Tim's Blog

Information, Technology, Security, and other stuff.

Forcing SSL on Nginx

Published 2015-02-01

So I was looking through the domain names that I own, and found I had purchased an SSL cert and never claimed it.

So now this site is SSL-Enabled with a trusted cert, rather than the self-signed cert I was using before.

It took me a couple of goes to get forced-SSL working though, as most of the Nginx tutorials weren't working for me. I got stuck in a couple of redirect loops or nginx would refuse to start. In all honesty I really have little clue as to what I'm doing with nginx, as it's not something I really look at very often.
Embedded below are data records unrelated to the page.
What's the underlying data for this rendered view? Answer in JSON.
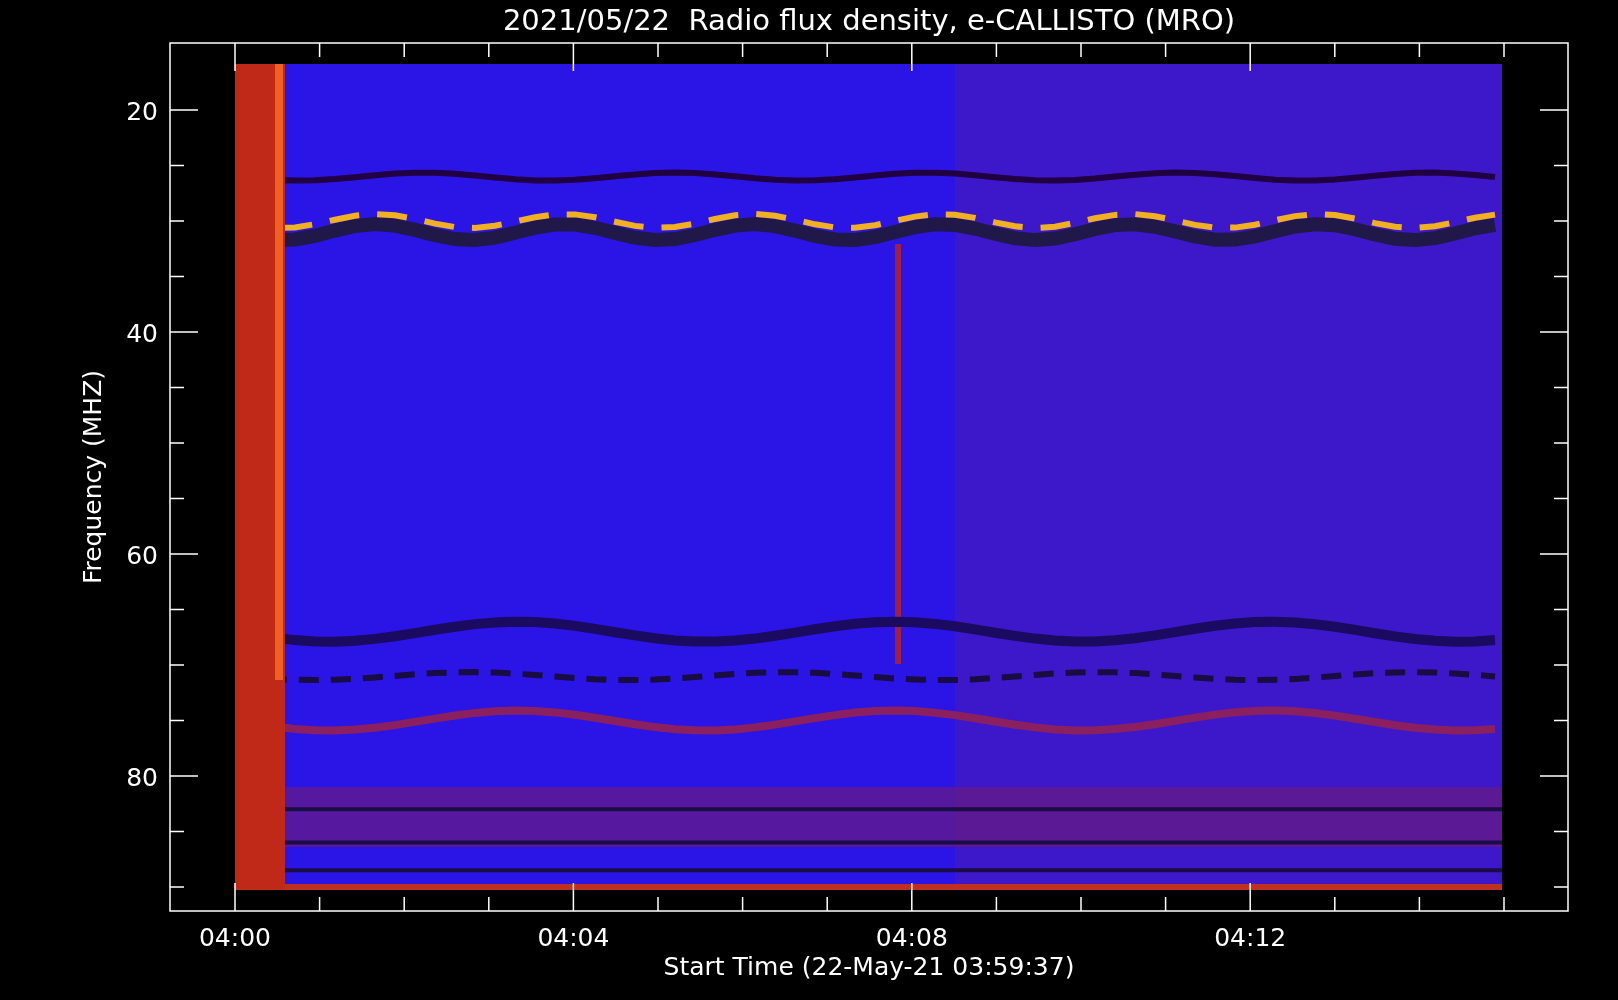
{
  "title": "2021/05/22  Radio flux density, e-CALLISTO (MRO)",
  "ylabel": "Frequency (MHZ)",
  "xlabel": "Start Time (22-May-21 03:59:37)",
  "yticks": [
    "20",
    "40",
    "60",
    "80"
  ],
  "xticks": [
    "04:00",
    "04:04",
    "04:08",
    "04:12"
  ]
}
In any case, this is the configuration that got it working for me in the end (thanks to this digital ocean answer). I simply just had to add the if ($scheme = http) part at the end of my server config file:

# editing /etc/nginx/conf.d/timothy-quinn.conf
server { 
	listen 80;
	listen 443 ssl;
	server_name timothy-quinn.com www.timothy-quinn.com;
    ssl_certificate /path/to/ssl/certificate.crt;
    ssl_certificate_key /path/to/ssl/key.key;
    location / {
    	proxy_set_header        X-Real-IP       $remote_addr;
    	proxy_set_header        Host            $http_host;
        proxy_pass              http://address:port;
    }
    if ($scheme = http) {
            return 301 https://$server_name$request_uri;
    } 
}

Update: Interestingly, I get 502 Gateway errors from Ghost when trying to Publish if I omit the "www" from my site address. I didn't notice this before because I wasn't get redirected to the site with the "www" before. Interesting side-effect.